On Mon, Oct 26, 2015 at 3:23 PM, Dave Chinner <david(a)fromorbit.com> wrote:
On Mon, Oct 26, 2015 at 11:48:06AM +0900, Dan Williams wrote:
> On Mon, Oct 26, 2015 at 6:22 AM, Dave Chinner <david(a)fromorbit.com> wrote:
> > On Thu, Oct 22, 2015 at 11:08:18PM +0200, Jan Kara wrote:
> >> Ugh2: Now I realized that DAX mmap isn't safe wrt fs freezing even for
> >> filesystems since there's nothing which writeprotects pages that are
> >> writeably mapped. In normal path, page writeback does this but that
> >> happen for DAX. I remember we once talked about this but it got lost.
> >> We need something like walk all filesystem inodes during fs freeze and
> >> writeprotect all pages that are mapped. But that's going to be slow...
> > fsync() has the same problem - we have no record of the pages that
> > need to be committed and then write protected when fsync() is called
> > after write()...
> I know Ross is still working on that implementation. However, I had a
> thought on the flight to ksummit that maybe we shouldn't worry about
> tracking dirty state on a per-page basis. For small / frequent
> synchronizations an application really should be using the nvml
> library  to issue cache flushes and pcommit from userspace on a
> per-cacheline basis. That leaves unmodified apps that want to be
> correct in the presence of dax mappings. Two things we can do to
> mitigate that case:
> 1/ Make DAX mappings opt-in with a new MMAP_DAX (page-cache bypass)
> flag. Applications shouldn't silently become incorrect simply because
> the fs is mounted with -o dax. If an app doesn't understand DAX
> mappings it should get page-cache semantics. This also protects apps
> that are not expecting DAX semantics on raw block device mappings.

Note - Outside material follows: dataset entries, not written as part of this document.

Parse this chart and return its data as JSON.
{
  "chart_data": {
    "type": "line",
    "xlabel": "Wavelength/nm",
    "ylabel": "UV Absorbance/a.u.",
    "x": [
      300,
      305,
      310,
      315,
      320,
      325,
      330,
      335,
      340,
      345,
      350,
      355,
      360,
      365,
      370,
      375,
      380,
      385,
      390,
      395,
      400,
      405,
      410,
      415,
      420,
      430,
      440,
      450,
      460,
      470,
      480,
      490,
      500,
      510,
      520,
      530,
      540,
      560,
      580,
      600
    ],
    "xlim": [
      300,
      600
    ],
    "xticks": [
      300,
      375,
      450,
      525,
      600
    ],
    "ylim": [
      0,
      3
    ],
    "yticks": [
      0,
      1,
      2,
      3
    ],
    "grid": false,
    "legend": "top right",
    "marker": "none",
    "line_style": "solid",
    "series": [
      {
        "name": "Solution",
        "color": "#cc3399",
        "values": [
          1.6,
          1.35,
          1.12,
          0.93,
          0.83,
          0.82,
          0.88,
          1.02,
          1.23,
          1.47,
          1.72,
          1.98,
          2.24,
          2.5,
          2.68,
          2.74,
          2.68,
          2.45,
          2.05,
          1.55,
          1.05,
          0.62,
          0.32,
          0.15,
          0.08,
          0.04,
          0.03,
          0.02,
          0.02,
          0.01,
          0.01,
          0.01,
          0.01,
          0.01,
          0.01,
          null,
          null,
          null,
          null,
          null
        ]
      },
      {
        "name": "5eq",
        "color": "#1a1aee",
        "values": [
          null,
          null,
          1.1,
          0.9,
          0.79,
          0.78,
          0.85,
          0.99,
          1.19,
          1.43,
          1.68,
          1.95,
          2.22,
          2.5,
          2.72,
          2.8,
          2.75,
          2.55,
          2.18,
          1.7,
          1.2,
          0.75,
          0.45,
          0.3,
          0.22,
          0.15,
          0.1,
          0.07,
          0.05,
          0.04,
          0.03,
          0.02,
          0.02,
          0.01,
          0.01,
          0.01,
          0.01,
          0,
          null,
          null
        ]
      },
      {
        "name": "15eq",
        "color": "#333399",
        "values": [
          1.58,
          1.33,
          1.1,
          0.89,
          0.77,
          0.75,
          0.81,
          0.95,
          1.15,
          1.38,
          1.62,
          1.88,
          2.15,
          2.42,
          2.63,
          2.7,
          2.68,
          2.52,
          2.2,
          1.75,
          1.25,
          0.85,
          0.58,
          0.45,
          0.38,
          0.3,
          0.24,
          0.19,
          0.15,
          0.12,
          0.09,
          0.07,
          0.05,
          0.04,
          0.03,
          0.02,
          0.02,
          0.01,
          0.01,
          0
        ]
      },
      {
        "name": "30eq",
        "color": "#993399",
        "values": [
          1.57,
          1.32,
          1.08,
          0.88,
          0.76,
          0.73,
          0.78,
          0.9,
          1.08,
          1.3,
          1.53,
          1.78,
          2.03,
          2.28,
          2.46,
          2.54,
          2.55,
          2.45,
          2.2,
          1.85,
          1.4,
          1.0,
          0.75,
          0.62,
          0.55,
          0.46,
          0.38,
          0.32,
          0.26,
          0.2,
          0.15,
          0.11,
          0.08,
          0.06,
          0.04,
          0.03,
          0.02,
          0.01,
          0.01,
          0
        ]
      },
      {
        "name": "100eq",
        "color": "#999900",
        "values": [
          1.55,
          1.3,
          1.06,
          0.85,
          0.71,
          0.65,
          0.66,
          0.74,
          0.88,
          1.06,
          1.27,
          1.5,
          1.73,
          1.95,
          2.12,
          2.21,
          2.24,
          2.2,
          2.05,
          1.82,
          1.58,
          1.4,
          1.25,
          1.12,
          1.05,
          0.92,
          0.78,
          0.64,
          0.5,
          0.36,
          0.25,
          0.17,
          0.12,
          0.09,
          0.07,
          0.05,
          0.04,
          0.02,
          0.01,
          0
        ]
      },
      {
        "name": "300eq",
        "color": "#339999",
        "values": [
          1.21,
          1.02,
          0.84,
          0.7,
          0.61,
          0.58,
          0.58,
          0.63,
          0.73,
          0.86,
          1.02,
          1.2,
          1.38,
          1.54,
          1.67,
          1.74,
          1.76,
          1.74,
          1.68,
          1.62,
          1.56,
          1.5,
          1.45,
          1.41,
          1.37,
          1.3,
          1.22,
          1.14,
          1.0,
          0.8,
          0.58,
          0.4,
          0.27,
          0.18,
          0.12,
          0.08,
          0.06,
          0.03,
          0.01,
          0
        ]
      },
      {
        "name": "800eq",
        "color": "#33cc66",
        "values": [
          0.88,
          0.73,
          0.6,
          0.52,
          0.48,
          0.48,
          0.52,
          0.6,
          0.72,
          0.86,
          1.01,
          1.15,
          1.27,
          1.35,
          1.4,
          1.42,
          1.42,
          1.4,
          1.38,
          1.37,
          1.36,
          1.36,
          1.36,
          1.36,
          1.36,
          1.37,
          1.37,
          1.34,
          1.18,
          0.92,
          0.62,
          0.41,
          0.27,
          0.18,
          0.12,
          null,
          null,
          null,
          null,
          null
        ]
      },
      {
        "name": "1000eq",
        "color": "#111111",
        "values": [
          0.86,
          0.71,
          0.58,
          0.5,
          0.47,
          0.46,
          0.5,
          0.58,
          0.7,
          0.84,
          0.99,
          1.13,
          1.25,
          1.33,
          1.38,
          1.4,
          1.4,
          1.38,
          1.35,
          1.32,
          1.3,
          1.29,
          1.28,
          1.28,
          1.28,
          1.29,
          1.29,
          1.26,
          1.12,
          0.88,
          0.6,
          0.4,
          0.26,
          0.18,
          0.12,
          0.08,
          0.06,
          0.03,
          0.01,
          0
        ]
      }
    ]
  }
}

Which is the complete opposite of what we are trying to acehive with
DAX. i.e. that existing applications "just work" with DAX without
modification. So this is a non-starter.
The list of things DAX breaks is getting shorter, but certainly the
page-less paths will not be without surprises for quite a while yet...
Also, DAX access isn't a property of mmap - it's a property
of the inode. We cannot do DAX access via mmap while mixing page
cache based access through file descriptor based interfaces. This
I why I'm adding an inode attribute (on disk) to enable per-file DAX
capabilities - either everything is via the DAX paths, or nothing
Per-inode control sounds very useful, I'll look at a similar mechanism
for the raw block case.
However, still not quite convinced page-cache control is an inode-only
property, especially when direct-i/o is not an inode-property. That
said, I agree the complexity of handling mixed mappings of the same
file is prohibitive.
> 2/ Even if we get a new flag that lets the kernel know the app
> understands DAX mappings, we shouldn't leave fsync broken. Can we
> instead get by with a simple / big hammer solution? I.e.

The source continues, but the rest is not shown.